Y llegó, pero fue del Oviedo tras una jugada descacharrante en la que el Cádiz puso de manifiesto varias taras a la vez: ingenuidad, desaplicación, mala fortuna. Lucas sacó hacia atrás, muy hacia atrás, un saque de banda. Garrido falló estrepitosamente en el control y Keco se vio obligado a hacer falta. Tras el lanzamiento, Jona despejó y el rebote en la cabeza de Linares acabó encontrando la red.

Aquello era excesivo. Los locales no estaban jugando bien pero tampoco merecían tanto castigo.
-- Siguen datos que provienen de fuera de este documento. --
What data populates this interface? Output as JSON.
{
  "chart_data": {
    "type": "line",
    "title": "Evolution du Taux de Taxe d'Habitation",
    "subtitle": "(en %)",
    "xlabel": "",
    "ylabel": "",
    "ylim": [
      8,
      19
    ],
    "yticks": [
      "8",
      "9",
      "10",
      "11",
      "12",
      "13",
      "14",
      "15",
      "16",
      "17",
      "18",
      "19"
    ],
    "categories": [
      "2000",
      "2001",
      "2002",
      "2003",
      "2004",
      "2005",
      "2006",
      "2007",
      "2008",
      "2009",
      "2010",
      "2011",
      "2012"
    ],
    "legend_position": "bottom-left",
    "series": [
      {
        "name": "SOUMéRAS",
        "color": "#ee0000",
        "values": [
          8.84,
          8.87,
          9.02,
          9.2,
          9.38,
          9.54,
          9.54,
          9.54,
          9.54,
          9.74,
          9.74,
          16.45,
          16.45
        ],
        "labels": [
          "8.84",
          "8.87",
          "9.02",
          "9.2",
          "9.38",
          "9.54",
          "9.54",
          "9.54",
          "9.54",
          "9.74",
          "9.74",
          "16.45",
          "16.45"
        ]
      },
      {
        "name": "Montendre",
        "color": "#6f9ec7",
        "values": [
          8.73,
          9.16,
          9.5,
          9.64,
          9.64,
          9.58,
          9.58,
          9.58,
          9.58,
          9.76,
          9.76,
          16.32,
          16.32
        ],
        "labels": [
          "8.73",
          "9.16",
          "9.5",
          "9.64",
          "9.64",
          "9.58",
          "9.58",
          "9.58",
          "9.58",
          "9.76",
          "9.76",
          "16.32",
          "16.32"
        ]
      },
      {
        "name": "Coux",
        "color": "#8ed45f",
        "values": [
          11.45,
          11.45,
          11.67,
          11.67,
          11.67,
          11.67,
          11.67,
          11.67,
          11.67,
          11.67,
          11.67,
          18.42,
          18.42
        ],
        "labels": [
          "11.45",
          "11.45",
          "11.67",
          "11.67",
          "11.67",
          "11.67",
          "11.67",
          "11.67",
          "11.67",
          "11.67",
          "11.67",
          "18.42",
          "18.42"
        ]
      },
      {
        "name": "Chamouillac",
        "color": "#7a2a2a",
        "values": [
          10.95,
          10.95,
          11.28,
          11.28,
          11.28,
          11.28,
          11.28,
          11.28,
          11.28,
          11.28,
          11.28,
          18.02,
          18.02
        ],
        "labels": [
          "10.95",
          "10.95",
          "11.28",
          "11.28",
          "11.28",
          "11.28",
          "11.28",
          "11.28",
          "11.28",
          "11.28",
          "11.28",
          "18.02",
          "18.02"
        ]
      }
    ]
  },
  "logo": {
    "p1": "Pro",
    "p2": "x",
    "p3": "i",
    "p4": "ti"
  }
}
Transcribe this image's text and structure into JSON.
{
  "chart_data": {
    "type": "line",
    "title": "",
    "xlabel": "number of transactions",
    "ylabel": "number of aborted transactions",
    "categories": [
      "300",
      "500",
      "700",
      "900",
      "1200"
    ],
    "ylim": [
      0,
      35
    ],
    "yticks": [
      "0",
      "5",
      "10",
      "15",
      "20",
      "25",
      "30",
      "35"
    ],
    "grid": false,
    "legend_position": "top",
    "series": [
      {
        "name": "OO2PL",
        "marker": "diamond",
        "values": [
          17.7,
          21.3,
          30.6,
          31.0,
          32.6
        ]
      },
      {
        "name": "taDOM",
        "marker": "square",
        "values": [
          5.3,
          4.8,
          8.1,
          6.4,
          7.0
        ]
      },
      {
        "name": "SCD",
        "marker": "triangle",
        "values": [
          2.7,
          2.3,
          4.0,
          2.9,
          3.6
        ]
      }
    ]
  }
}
El dios Momo parecía burlarse de los gaditanos, haciendo bueno aquello de que en el Carnaval, cualquier material es bueno para convertirse en arcilla de la sátira (o debería serlo, pero ésa es otra historia).

Cervera miró al banquillo y vio a Eugeni. Miró al campo y vio a Garrido. El vasco es útil en el robo y la presión, pero completamente inoperativo para la construcción y el ataque. El míster agotó el último cambio y Eugeni, junto a Álex y Perea, terminó por conformar un centro de campo pleno de creatividad y chispa.

Y el equipo empezó a carburar.

Primero fue Perea, tumbado en banda izquierda, quien igualó la contienda tras una espectacular jugada individual. Y luego, en pleno asedio, fue Servando el que puso el definitivo dos a uno a la salida de un córner. El Cádiz le dio la vuelta al marcador a base de buen juego, de toque de balón, de regates y apoyos. Otro fútbol es posible, después de todo.

En la rueda de prensa posterior, Cervera dijo que el partido fue como tenía que ser porque el que no sepa como juega este equipo es que no es de Cádiz (chascarrillo del Morera, para el que no siga el concurso). Risas, jolgorio en la sala de prensa.

Tú tampoco eres de Cadi, gafa, pero merecerías serlo, vaya que sí.